Cyberspace serves as an enabler of DHS operations and its many components, including the Coast Guard, ICE, and the Secret Service. The recent 2015 U.S. Coast Guard Cyber Strategy stresses the importance of cyber for conducting operations: “Information and communications networks and systems can help detect, deter, disable, and defeat adversaries.” The Coast Guard strategy also highlights the role of cyber in intelligence, law enforcement, maritime and military programs and critical infrastructure protection. The Secret Service maintains Electronic Crimes Task Forces to fight cybercrimes, including cyber intrusions, bank fraud and data breaches. The ICE’s Cyber Crimes Center focuses on economic crime, money laundering, identity theft, illegal exports, drug trafficking, child exploitation and digital forensics.

The relevant question that must be asked is whether enough resources and attention are being focused on these key capabilities?

It is clear that cyberspace is becoming an increasingly important and competitive domain in which DHS must have the capability to both defend networks and operate effectively against other threats. Recent trends demonstrate that criminal elements, terrorists and those desiring anonymity will be employing the Internet with ever increasing regularity and that their ability to operate largely unfettered is continuing to increase. In fact, the open architecture of the Internet is conferring distinct advantages to those elements seeking to conduct illicit activities, when compared to those in defense of networks and law enforcement.

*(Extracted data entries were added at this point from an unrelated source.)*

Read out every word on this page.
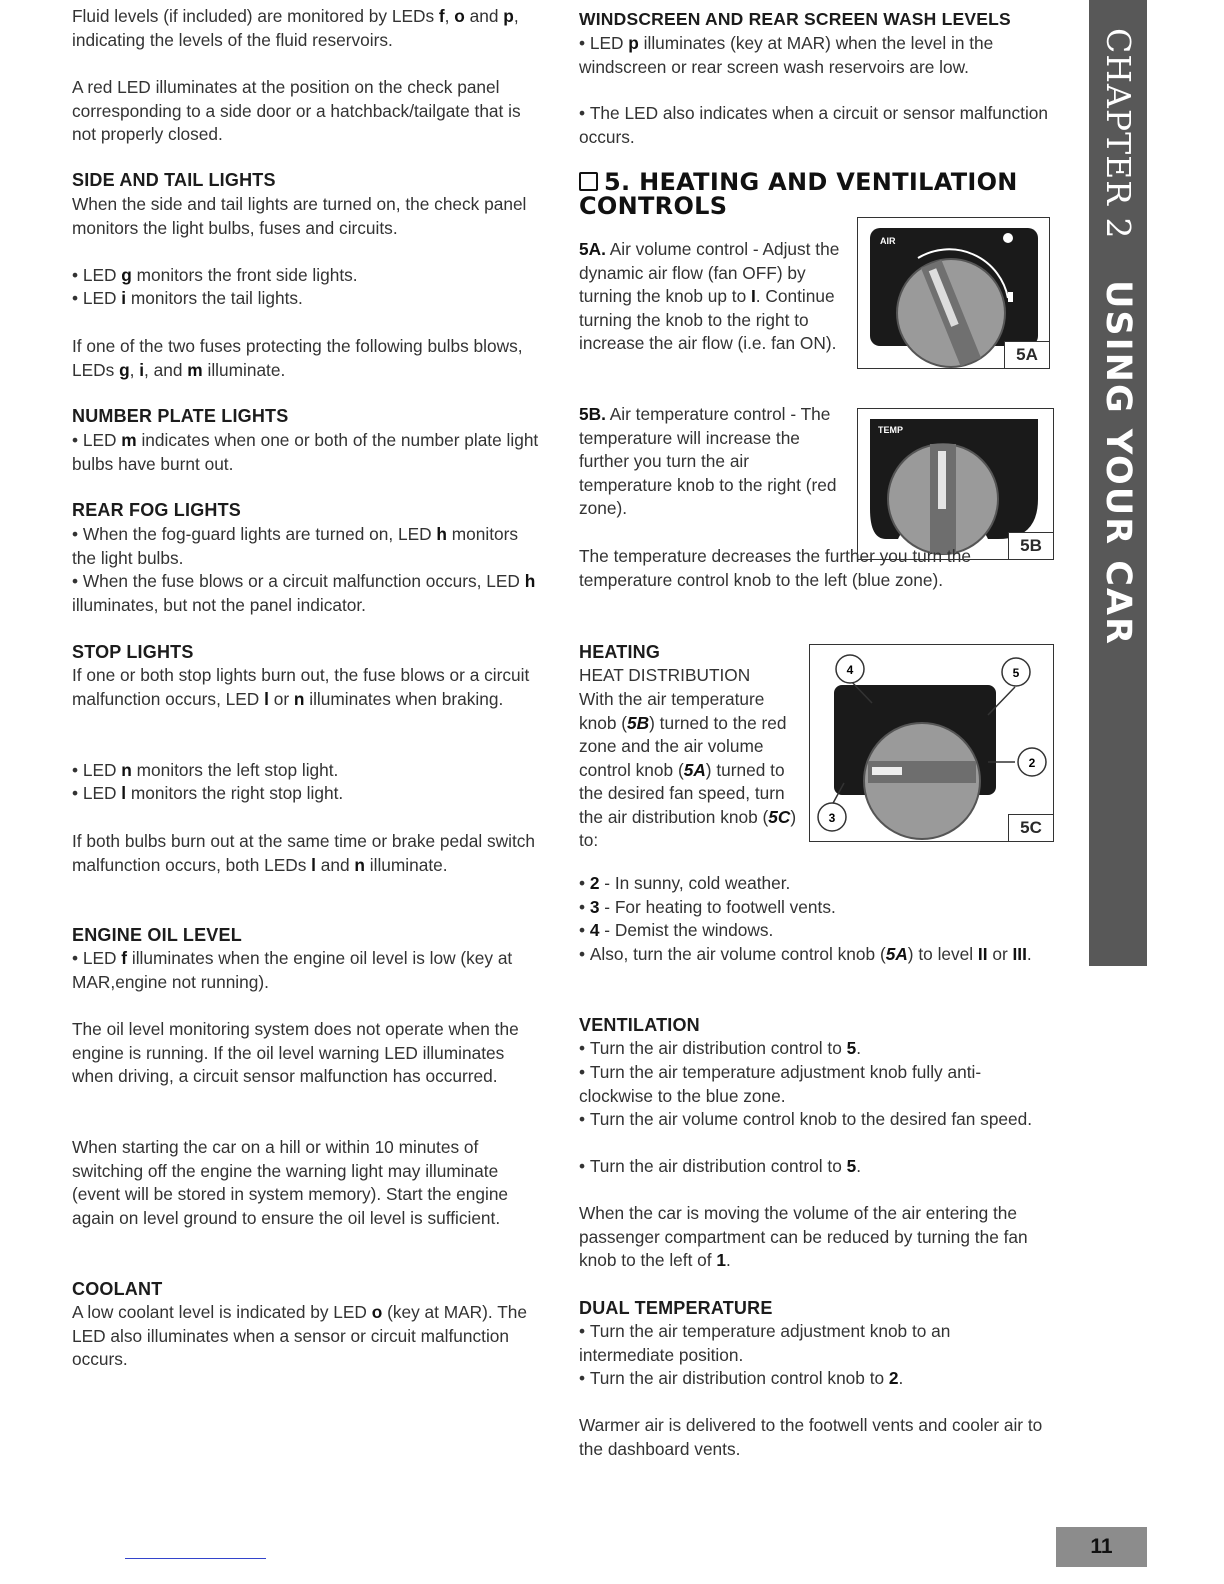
Fluid levels (if included) are monitored by LEDs f, o and p, indicating the levels of the fluid reservoirs.

A red LED illuminates at the position on the check panel corresponding to a side door or a hatchback/tailgate that is not properly closed.

SIDE AND TAIL LIGHTS

When the side and tail lights are turned on, the check panel monitors the light bulbs, fuses and circuits.

• LED g monitors the front side lights.

• LED i monitors the tail lights.

If one of the two fuses protecting the following bulbs blows, LEDs g, i, and m illuminate.

NUMBER PLATE LIGHTS

• LED m indicates when one or both of the number plate light bulbs have burnt out.

REAR FOG LIGHTS

• When the fog-guard lights are turned on, LED h monitors the light bulbs.

• When the fuse blows or a circuit malfunction occurs, LED h illuminates, but not the panel indicator.

STOP LIGHTS

If one or both stop lights burn out, the fuse blows or a circuit malfunction occurs, LED l or n illuminates when braking.

• LED n monitors the left stop light.

• LED l monitors the right stop light.

If both bulbs burn out at the same time or brake pedal switch malfunction occurs, both LEDs l and n illuminate.

ENGINE OIL LEVEL

• LED f illuminates when the engine oil level is low (key at MAR,engine not running).

The oil level monitoring system does not operate when the engine is running. If the oil level warning LED illuminates when driving, a circuit sensor malfunction has occurred.

When starting the car on a hill or within 10 minutes of switching off the engine the warning light may illuminate (event will be stored in system memory). Start the engine again on level ground to ensure the oil level is sufficient.

COOLANT

A low coolant level is indicated by LED o (key at MAR). The LED also illuminates when a sensor or circuit malfunction occurs.

WINDSCREEN AND REAR SCREEN WASH LEVELS

• LED p illuminates (key at MAR) when the level in the windscreen or rear screen wash reservoirs are low.

• The LED also indicates when a circuit or sensor malfunction occurs.

5. HEATING AND VENTILATION
CONTROLS

5A. Air volume control - Adjust the dynamic air flow (fan OFF) by turning the knob up to I. Continue turning the knob to the right to increase the air flow (i.e. fan ON).

AIR
5A

5B. Air temperature control - The temperature will increase the further you turn the air temperature knob to the right (red zone).

TEMP
5B

The temperature decreases the further you turn the temperature control knob to the left (blue zone).

HEATING

HEAT DISTRIBUTION

With the air temperature knob (5B) turned to the red zone and the air volume control knob (5A) turned to the desired fan speed, turn the air distribution knob (5C) to:

4	5
2
3	5C

• 2 - In sunny, cold weather.

• 3 - For heating to footwell vents.

• 4 - Demist the windows.

• Also, turn the air volume control knob (5A) to level II or III.

VENTILATION

• Turn the air distribution control to 5.

• Turn the air temperature adjustment knob fully anti-clockwise to the blue zone.

• Turn the air volume control knob to the desired fan speed.

• Turn the air distribution control to 5.

When the car is moving the volume of the air entering the passenger compartment can be reduced by turning the fan knob to the left of 1.

DUAL TEMPERATURE

• Turn the air temperature adjustment knob to an intermediate position.

• Turn the air distribution control knob to 2.

Warmer air is delivered to the footwell vents and cooler air to the dashboard vents.

CHAPTER 2 USING YOUR CAR
11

So while response to high visibility events such as the OPM hack and defending networks is essential, authorities must also remain focused on the other side of cybersecurity. This means cyber research and development programs specifically designed to enable operations, a technically competent and innovative workforce, legislation that supports cyber operations in the homeland security space while still accounting for personal privacy concerns, and appropriate funding that complements the important shifts occurring in the threats’ use of cyber.

Daniel M. Gerstein works at the nonprofit, nonpartisan RAND Corporation. He was the former Under Secretary (Acting) and Deputy Under Secretary in the Science and Technology Directorate of the Department of Homeland Security from 2011-2014.